Governor Evers Vetoes Bill That Would Have Ended Federal Unemployment Benefits Early

Gov. Tony Evers vetoed a bill on Tuesday that would have ended Wisconsin’s participation in federal pandemic relief programs that increase the amount of government assistance available for unemployed people. The supplemental assistance is set to expire on Sept. 6, but at least 25 states started phasing it out earlier this month.

The bill would have reduced the maximum weekly unemployment benefit in Wisconsin from $670 per week to $370 week. It also would have prevented the state Department of Workforce Development from waiving unemployment work search requirements for any reason related to COVID-19. It passed on party-line votes in both chambers of the Legislature.

“Eliminating this lifeline for many Wisconsinites will cause continued economic hardship for those impacted the most by the pandemic and create additional hurdles to return to family-sustaining jobs,” Evers wrote in his veto message. “As a result, the entire state economy likely would be negatively affected.”

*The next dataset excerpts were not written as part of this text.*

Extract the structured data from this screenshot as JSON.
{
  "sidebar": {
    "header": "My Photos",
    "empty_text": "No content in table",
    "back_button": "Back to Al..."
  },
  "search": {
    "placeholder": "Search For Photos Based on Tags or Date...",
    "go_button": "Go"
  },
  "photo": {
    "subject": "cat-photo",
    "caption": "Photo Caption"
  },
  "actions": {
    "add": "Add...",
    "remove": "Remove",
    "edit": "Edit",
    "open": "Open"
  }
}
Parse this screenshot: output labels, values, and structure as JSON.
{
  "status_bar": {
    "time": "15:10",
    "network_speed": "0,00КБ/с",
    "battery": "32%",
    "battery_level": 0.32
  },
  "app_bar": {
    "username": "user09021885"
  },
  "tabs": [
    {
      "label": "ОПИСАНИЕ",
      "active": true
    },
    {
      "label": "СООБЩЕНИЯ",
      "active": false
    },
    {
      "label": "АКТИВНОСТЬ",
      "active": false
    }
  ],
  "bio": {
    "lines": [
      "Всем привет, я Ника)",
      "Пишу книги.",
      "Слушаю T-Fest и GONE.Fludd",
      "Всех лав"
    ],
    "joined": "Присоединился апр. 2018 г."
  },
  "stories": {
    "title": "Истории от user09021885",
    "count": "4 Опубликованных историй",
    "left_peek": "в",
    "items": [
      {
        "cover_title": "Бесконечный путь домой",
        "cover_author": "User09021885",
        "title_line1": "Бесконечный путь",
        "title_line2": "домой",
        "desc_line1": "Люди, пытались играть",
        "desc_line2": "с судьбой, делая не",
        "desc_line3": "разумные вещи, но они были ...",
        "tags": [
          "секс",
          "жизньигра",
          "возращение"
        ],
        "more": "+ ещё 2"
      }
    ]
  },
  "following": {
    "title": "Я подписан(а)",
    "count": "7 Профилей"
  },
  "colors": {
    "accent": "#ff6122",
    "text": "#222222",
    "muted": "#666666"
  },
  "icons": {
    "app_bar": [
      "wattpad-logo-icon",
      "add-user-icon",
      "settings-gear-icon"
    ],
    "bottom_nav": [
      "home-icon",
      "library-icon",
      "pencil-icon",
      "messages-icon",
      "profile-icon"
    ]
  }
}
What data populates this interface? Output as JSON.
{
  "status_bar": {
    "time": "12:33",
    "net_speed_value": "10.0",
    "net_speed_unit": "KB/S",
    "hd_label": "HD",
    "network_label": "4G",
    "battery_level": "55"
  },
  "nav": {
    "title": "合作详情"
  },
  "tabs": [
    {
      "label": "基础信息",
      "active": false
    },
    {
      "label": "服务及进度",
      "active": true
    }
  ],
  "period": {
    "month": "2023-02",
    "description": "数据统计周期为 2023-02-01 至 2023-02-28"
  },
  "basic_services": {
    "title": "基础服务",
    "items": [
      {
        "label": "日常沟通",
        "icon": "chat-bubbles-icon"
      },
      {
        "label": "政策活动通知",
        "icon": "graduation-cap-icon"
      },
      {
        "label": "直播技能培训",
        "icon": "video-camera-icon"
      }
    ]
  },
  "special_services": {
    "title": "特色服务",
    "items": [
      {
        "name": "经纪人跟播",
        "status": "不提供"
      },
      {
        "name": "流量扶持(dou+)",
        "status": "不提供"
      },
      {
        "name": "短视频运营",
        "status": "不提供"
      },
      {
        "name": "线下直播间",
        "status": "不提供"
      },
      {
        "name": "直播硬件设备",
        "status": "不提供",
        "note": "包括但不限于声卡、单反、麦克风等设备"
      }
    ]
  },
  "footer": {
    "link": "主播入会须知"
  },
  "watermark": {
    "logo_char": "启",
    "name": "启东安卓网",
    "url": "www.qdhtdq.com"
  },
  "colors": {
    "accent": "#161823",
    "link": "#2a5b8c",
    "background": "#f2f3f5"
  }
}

“The Legislature needs to confront issues surrounding child care, wages, and workplace COVID-19 safety for those returning to the workforce,” Evers wrote. “Eliminating the supplemental federal benefits while simultaneously failing to address systemic problems faced by individuals remaining in and returning to the workforce is irresponsible.”

Sen. Howard Marklein, R-Spring Green, disputed Evers’ assertion that there is no link between the extra money and the state’s workforce shortage.

“Every single employer I have talked to is challenged to find workers. Hardworking employees, who have been stretched very thin, tell me that they are getting tired,” Marklein said. “From restaurants to manufacturers to city governments to state parks. Every single employer is competing with the government’s unnecessary enhanced unemployment checks.”

Unemployment insurance should be a “safety net,” not a “brick wall for employers,” Marklein argued. Assembly Speaker Robin Vos, R-Rochester, argued the veto only serves to add “one more hurdle” for businesses trying to recover from the pandemic.